Ele deve ter visto a dúvida em meus olhos, porque se apressou em pegar seu próprio celular. "Olha", disse ele, enfiando a tela na minha frente. "Aqui estão nossas mensagens. Está tudo aí. Planejando o anúncio, coordenando com a equipe de relações públicas da família dela. É só um jogo, Helena. Um jogo corporativo."

Eu li as mensagens. Elas pareciam... plausíveis. Clínicas, até. Cheias de jargões de negócios e notas de agendamento. Meu coração, que parecia um bloco de gelo no meu peito, começou a derreter, só um pouco.

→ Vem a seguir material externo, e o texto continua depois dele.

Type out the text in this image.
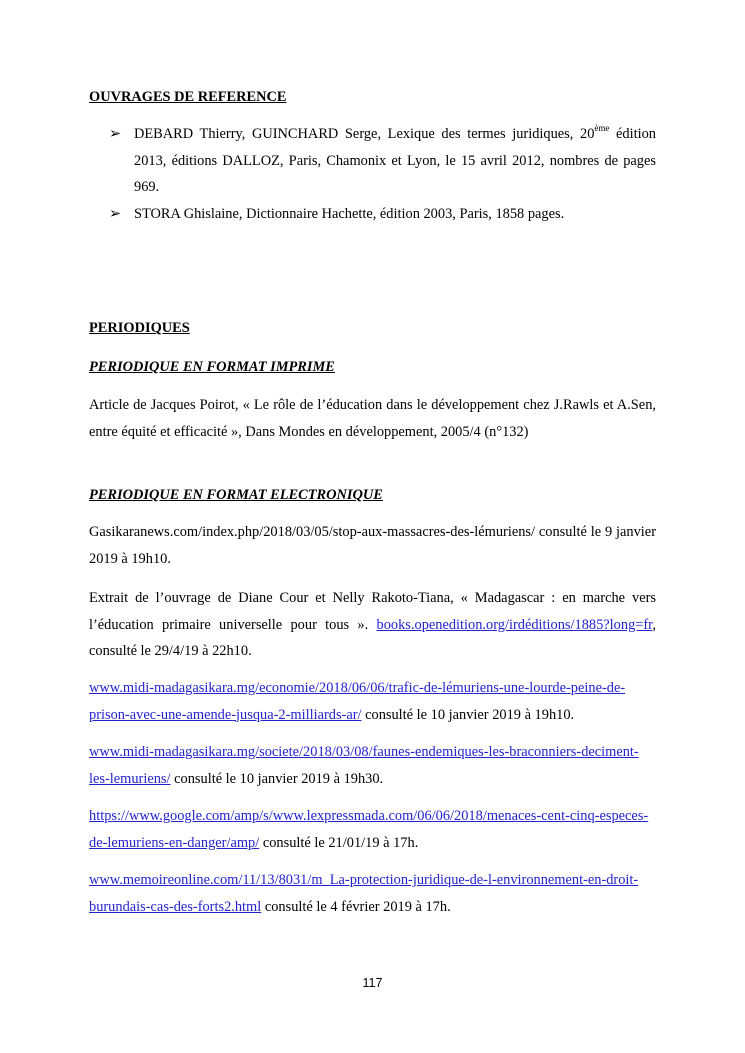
OUVRAGES DE REFERENCE

➢ DEBARD Thierry, GUINCHARD Serge, Lexique des termes juridiques, 20ème édition 2013, éditions DALLOZ, Paris, Chamonix et Lyon, le 15 avril 2012, nombres de pages 969.
➢ STORA Ghislaine, Dictionnaire Hachette, édition 2003, Paris, 1858 pages.

PERIODIQUES

PERIODIQUE EN FORMAT IMPRIME

Article de Jacques Poirot, « Le rôle de l’éducation dans le développement chez J.Rawls et A.Sen, entre équité et efficacité », Dans Mondes en développement, 2005/4 (n°132)

PERIODIQUE EN FORMAT ELECTRONIQUE

Gasikaranews.com/index.php/2018/03/05/stop-aux-massacres-des-lémuriens/ consulté le 9 janvier 2019 à 19h10.

Extrait de l’ouvrage de Diane Cour et Nelly Rakoto-Tiana, « Madagascar : en marche vers l’éducation primaire universelle pour tous ». books.openedition.org/irdéditions/1885?long=fr, consulté le 29/4/19 à 22h10.

www.midi-madagasikara.mg/economie/2018/06/06/trafic-de-lémuriens-une-lourde-peine-de-prison-avec-une-amende-jusqua-2-milliards-ar/ consulté le 10 janvier 2019 à 19h10.

www.midi-madagasikara.mg/societe/2018/03/08/faunes-endemiques-les-braconniers-deciment-les-lemuriens/ consulté le 10 janvier 2019 à 19h30.

https://www.google.com/amp/s/www.lexpressmada.com/06/06/2018/menaces-cent-cinq-especes-de-lemuriens-en-danger/amp/ consulté le 21/01/19 à 17h.

www.memoireonline.com/11/13/8031/m_La-protection-juridique-de-l-environnement-en-droit-burundais-cas-des-forts2.html consulté le 4 février 2019 à 17h.

117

"Ok", sussurrei, a luta se esvaindo de mim. Eu estava cansada. Tão cansada da dor, da suspeita, das quatro paredes deste quarto.

Ele pareceu aliviado, seus ombros relaxando. Ele me puxou para um abraço, enterrando o rosto no meu cabelo. "Eu juro para você, Helena", ele murmurou, sua voz embargada de emoção. "Você é a única. Sempre. Nada e ninguém jamais ficará entre nós."

Eu me inclinei nele, deixando o cheiro familiar de seu perfume me envolver. Eu queria acreditar nele. Eu precisava.

"Me ajude a levantar", eu disse, uma nova determinação endurecendo minha voz. "Eu quero praticar andar."

Seu rosto se iluminou com aquele sorriso de salvador pelo qual eu me apaixonei. "Claro, meu amor. Tudo por você."

Ele me ajudou a ficar de pé, suas mãos firmes e fortes na minha cintura, seus movimentos cuidadosos e praticados. Dei um passo hesitante, depois outro, minhas pernas tremendo, mas aguentando. Estávamos atravessando o quarto quando o bolso dele vibrou.

Ele se encolheu, afastando-se para verificar o celular.

"Atende, Arthur", eu disse, apoiando-me na parede para me equilibrar. "Deve ser trabalho."

Ele me deu um olhar de gratidão e saiu para o corredor para atender, fechando a porta suavemente atrás de si.

Fiquei ali por um momento, minha respiração saindo em arquejos irregulares. Limpei o suor da minha testa com as costas da mão e me afastei da parede. Um passo. Depois dois. Meus movimentos se tornaram mais firmes, mais confiantes. Um sorriso real, o primeiro em meses, tocou meus lábios. Eu conseguia fazer isso. Eu estava ficando mais forte.

Atravessei o quarto, minha mão deslizando pela parede, até chegar à porta. Eu queria mostrar a ele. Queria ver o orgulho em seus olhos, provar que a fé dele em mim - nossa fé em nós - não era equivocada.

Meus dedos roçaram a maçaneta de metal fria exatamente quando a voz dele veio do corredor, baixa e despojada de todo o seu calor ensaiado.

"Eu sei, Débora, eu sei. Eu a amo, de verdade. Mas não é a mesma coisa. Como eu poderia te deixar?"

Meu sangue gelou.

"Ela viu o vídeo, eu tive que acalmá-la. Não se preocupe, ela engoliu." Uma pausa. "Sim, já falei com o farmacêutico. Vamos trocar o analgésico dela amanhã pela dose menor com efeitos colaterais sedativos. Isso vai atrasar o progresso da recuperação dela o suficiente. Só precisamos de um pouco mais de tempo."

"Ninguém nunca vai descobrir sobre nós. Eu prometo."